In the three years since 2008, Americans aged 55-plus saw their unemployment rate hit its highest level in 60 years. The average duration of unemployment rose for older jobseekers, as did the percentage of them who were among the long-term unemployed. Many gave up the job search and left the labor force.
Nearly 30 percent of the survey sample said that they were either unemployed or looking for work, or were employed but had been involuntarily unemployed in the previous three years. Another 13.4 percent said they were out of the labor force but reported having been in it at some time during the previous three years.
Seven out of 10 were employed at the time of the survey. A slim majority -- 57.2 percent -- not only had jobs at the time of the survey but had avoided any involuntary unemployment during the preceding three years.
"One of the fears that a lot people have in this 55-65 age group is that yes, I am going to have to work longer, but 'I may eventually be forced out,"' Jay said. "They may not have the skills; they earn more than younger people; or simply, their company no longer needs them."

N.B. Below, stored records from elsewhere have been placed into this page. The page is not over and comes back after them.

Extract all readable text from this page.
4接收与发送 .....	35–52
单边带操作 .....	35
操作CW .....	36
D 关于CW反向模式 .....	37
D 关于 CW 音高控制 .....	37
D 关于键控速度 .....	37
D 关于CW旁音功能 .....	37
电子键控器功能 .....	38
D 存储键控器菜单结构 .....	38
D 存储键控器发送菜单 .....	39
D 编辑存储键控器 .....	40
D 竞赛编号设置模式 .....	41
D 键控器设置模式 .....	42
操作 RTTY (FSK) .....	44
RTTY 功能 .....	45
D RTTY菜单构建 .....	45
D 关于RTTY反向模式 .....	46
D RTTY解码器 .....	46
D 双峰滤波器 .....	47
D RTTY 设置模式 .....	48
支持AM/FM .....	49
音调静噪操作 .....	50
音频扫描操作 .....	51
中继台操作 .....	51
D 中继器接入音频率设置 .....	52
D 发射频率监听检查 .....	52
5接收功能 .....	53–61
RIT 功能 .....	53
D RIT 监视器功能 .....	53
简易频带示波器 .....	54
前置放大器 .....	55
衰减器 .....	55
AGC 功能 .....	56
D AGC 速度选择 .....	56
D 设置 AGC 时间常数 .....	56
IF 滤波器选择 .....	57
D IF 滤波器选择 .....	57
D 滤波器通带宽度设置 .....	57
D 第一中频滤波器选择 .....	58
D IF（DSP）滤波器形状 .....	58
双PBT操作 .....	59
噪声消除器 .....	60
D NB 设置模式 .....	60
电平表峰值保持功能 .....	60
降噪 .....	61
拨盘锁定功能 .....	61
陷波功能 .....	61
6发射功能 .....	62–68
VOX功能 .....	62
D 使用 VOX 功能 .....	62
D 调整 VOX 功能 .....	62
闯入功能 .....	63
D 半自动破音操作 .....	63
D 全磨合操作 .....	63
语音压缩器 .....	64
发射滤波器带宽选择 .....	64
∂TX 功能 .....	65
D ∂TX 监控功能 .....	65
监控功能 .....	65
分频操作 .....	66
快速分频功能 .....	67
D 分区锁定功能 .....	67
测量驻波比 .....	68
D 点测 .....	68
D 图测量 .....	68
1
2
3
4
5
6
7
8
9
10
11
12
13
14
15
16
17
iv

Besides lean job prospects, about one third of Americans 50 and over have since 2008 seen their homes decline substantially in value. At the same time, roughly 20 percent of those questioned say they have fallen behind on credit card payments or accumulated more credit card debt.
The 55 plus group are also finding it harder to make ends meet over the previous three years. Roughly 60 percent of those surveyed say household expenses have increased while their household income has shrunk.
Jay said there's also a big concern that a segment of adults in this age group may have used up their IRAs and other retirement plans to retain their homes.
There is, however, a glimmer of hope for the 55 and over bracket, according AARP's survey. This group is starting to save more and working more and are acknowledging that they may have to forestall their retirement for a couple of years down the road.
Despite the recession, the survey indicates that many older Americans did manage to keep saving during the downturn, and some even started to save. An estimated 44 percent of the study's population was currently saving for retirement and 78 percent of those not currently saving had done so in the past.
Those 55 plus adults queried acknowledged that their planned retirement will likely need to be a deferred a bit.
Rix said roughly a third of the plus 55 respondents said they had decided to defer their retirement date. About 25 percent said it was likely that a spouse would need to work part time.
Jay says it's the next segment of Baby Boomers waiting in the wings that should be getting prepared for leaner retirement times.
"We hope those who are under 50 and 55 see the writing that is on the wall and start doing something now," Jay said.